Le collectif dit « Jeunes Acteurs de la Gouvernance Économique et Foncière au Sénégal » (JAGEF-SEN) n'agrée pas la proposition relative à la centralisation de la gestion foncière et portée par le député Amadou Ba, membre du Parti PASTEF.

Cette proposition vise en effet à structurer la gouvernance foncière autour de l'Agence Nationale de l'Aménagement du Territoire (ANAT) et à suspendre temporairement les opérations foncières des collectivités territoriales jusqu'aux élections locales de 2027. Les jeunes acteurs, diplômés en gouvernance foncière et gestion des territoires, expriment de vives inquiétudes quant aux implications de cette mesure sur l'avenir de la décentralisation et du développement local au Sénégal.

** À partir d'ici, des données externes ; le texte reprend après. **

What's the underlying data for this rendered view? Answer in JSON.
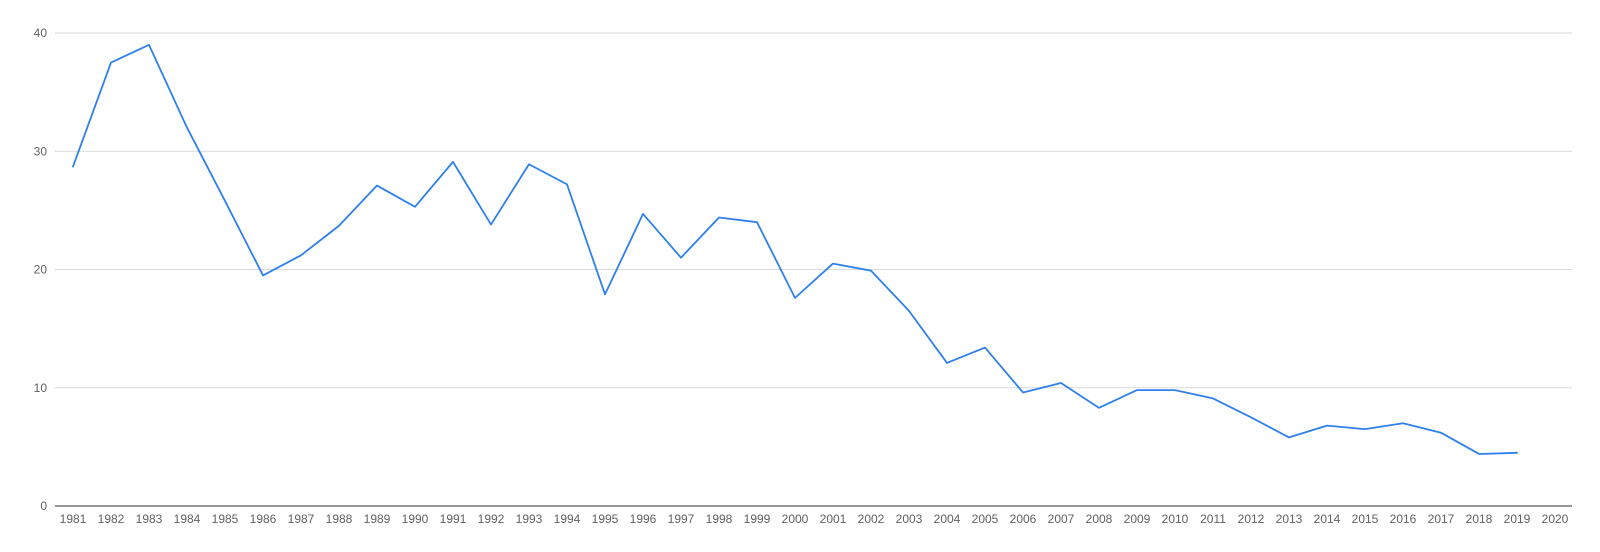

Dans leur note adressée au député Amadou Ba de PASTEF, les jeunes experts dénoncent une centralisation foncière qu'ils qualifient de « fausse solution à un vrai problème ». Ils rappellent que la loi n°64-46 du 17 juin 1964 relative au Domaine national repose sur un principe fondamental : la gestion foncière doit être décentralisée, impliquant les collectivités locales selon le principe de subsidiarité. Cette approche, bien que perfectible, permet une gestion plus proche des réalités locales et des besoins des populations, avancent-ils.

Les jeunes acteurs reconnaissent que l'application de cette loi a cependant souffert de lacunes, notamment un manque de clarté dans son exécution et des abus dans l'affectation des terres. Cependant, ils estiment que la solution ne réside pas dans une recentralisation, mais plutôt dans une réforme structurelle visant à renforcer les capacités des collectivités territoriales et à moderniser les outils de gestion foncière.

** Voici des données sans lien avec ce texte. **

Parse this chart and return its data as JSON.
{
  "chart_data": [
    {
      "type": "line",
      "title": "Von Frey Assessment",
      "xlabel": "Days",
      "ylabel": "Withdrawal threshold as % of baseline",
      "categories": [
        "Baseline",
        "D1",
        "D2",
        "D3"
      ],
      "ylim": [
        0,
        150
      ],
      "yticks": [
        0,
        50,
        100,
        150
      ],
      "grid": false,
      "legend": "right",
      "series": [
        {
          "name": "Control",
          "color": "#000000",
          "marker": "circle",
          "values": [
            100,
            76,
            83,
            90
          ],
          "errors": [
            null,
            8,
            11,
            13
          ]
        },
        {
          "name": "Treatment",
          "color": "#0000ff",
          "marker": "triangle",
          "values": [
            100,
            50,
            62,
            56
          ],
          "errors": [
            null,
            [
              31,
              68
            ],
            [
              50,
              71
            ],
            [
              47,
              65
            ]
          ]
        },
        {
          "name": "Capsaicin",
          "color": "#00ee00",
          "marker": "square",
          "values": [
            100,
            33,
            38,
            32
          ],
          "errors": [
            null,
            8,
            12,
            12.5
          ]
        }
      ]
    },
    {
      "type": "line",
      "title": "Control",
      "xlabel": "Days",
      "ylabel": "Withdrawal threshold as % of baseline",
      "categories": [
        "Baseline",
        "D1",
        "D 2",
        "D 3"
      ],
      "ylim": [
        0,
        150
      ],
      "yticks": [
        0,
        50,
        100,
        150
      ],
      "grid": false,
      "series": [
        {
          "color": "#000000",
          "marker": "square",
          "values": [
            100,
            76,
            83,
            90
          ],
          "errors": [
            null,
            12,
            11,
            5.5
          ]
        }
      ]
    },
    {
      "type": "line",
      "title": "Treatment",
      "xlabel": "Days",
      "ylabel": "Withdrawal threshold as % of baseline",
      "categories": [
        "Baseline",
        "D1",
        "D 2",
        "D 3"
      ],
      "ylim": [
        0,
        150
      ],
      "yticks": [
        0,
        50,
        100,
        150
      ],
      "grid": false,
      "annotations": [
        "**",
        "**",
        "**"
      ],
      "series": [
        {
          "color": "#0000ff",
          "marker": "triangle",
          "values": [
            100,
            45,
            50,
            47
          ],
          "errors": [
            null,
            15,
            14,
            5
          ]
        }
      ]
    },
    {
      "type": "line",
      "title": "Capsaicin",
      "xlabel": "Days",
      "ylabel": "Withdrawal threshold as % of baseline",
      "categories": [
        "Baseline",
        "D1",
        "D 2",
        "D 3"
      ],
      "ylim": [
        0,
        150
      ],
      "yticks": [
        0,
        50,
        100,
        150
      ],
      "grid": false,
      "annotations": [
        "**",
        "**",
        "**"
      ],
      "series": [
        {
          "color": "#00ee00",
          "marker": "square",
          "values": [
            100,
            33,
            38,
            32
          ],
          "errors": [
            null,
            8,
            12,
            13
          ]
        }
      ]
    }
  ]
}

Les JAGEF-SEN mettent dès lors en garde contre les risques d'une centralisation foncière autour de l'ANAT. Selon eux, cette mesure pourrait entraîner un recul démocratique en suspendant les prérogatives des collectivités territoriales, ce qui serait une atteinte aux principes fondamentaux de la décentralisation. Ils soulignent également que « les élus locaux, bien que perfectibles, sont les mieux placés pour comprendre les réalités du terrain et répondre aux besoins des populations ».

En outre, une centralisation risquerait de déconnecter les décisions des réalités locales, favorisant ainsi la spéculation foncière et le favoritisme. Les jeunes acteurs craignent également que cette mesure ne freine le développement économique des territoires, l'accès à la terre étant un levier crucial pour l'agriculture, l'habitat et l'investissement local.

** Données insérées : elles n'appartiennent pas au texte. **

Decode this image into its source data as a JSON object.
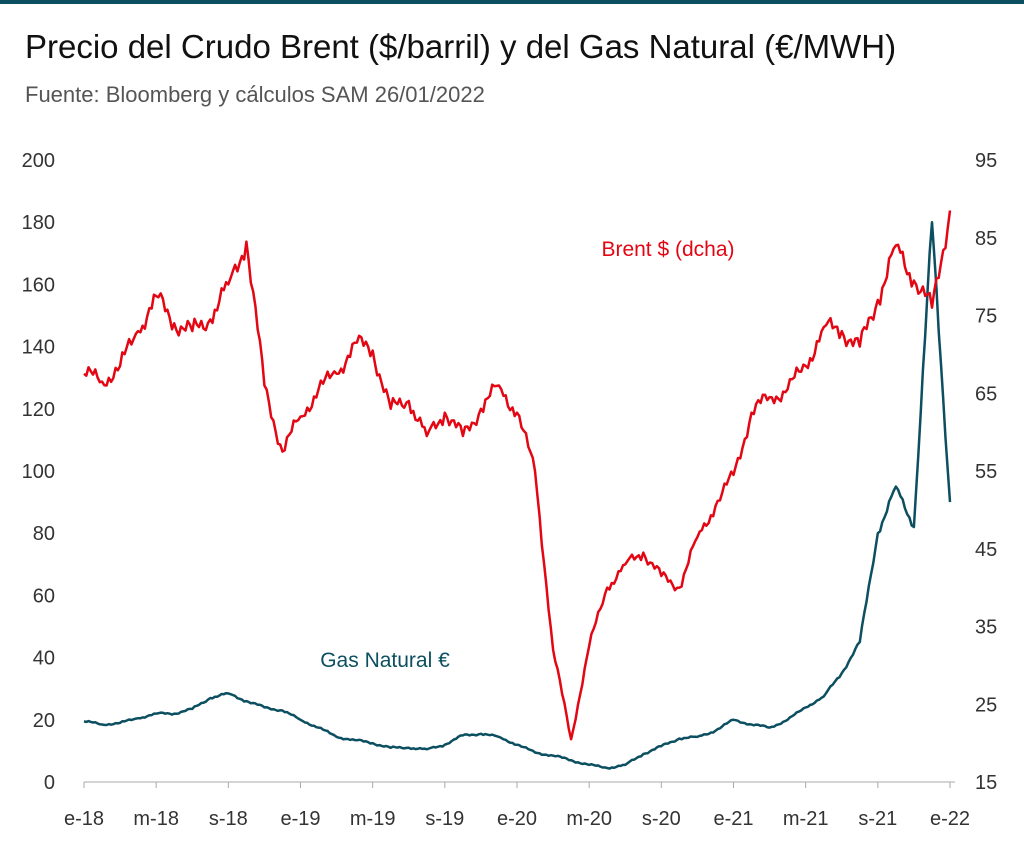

Un précédent inquiétant : l'affaire SEDIMA contre populations de Ndingler

Les jeunes acteurs citent, en argumentaire, l'affaire SEDIMA contre les populations de Ndingler comme un exemple des limites de la gouvernance foncière actuelle et du rôle ambigu de l'ANAT. Ce contentieux, qui oppose deux collectivités territoriales sur des questions de limites, montre que l'ANAT, bien qu'impliquée dans la Commission de Contrôle des Opérations Domaniales, n'a pas su prévenir le conflit. « Confier temporairement la gestion foncière à une institution qui n'a pas démontré son efficacité risque, selon eux, d'aggraver les tensions foncières ».

Plutôt qu'une suspension brutale des opérations foncières, les JAGEF-SEN appellent à une réforme foncière cohérente et inclusive. Ils proposent plusieurs mesures, notamment : une meilleure application des textes existants, en clarifiant les compétences des collectivités et de l'État ; un renforcement des capacités des collectivités territoriales, avec des moyens humains, techniques et financiers adaptés ; une modernisation des outils de gestion foncière, en s'appuyant sur les technologies SIG et une transparence accrue dans l'attribution des terres. Il est aussi question, selon eux, d'arriver à « une implication accrue des populations dans la prise de décision, pour garantir un aménagement du territoire plus équitable et inclusif ».

Les jeunes acteurs insistent par conséquent sur le fait que la solution ne saurait résider dans une mesure radicale de recentralisation, qui poserait à la fois un problème de légalité et d'opportunité. Ils rappellent que « suspendre les prérogatives foncières des collectivités territoriales reviendrait à violer les principes fondamentaux de la décentralisation, consacrés par la Constitution (article 102) et les lois en vigueur ».

Selon les JAGEF-SEN, une troisième voie est nécessaire pour sortir de l'impasse actuelle. Il importe pour eux de rejeter la recentralisation et de réactiver et enrichir le Document de Politique foncière de 2016, également de sanctionner les abus sans priver les collectivités de leurs compétences et enfin d'investir dans la décentralisation effective, condition sine qua non d'une gouvernance foncière apaisée et prospère. Pour autant, les jeunes acteurs de la Gouvernance Économique et Foncière au Sénégal exhortent le député Amadou Ba à repenser sa proposition et se disent mobilisés pour « une gestion foncière qui respecte les principes de décentralisation et qui sert réellement le développement du Sénégal ».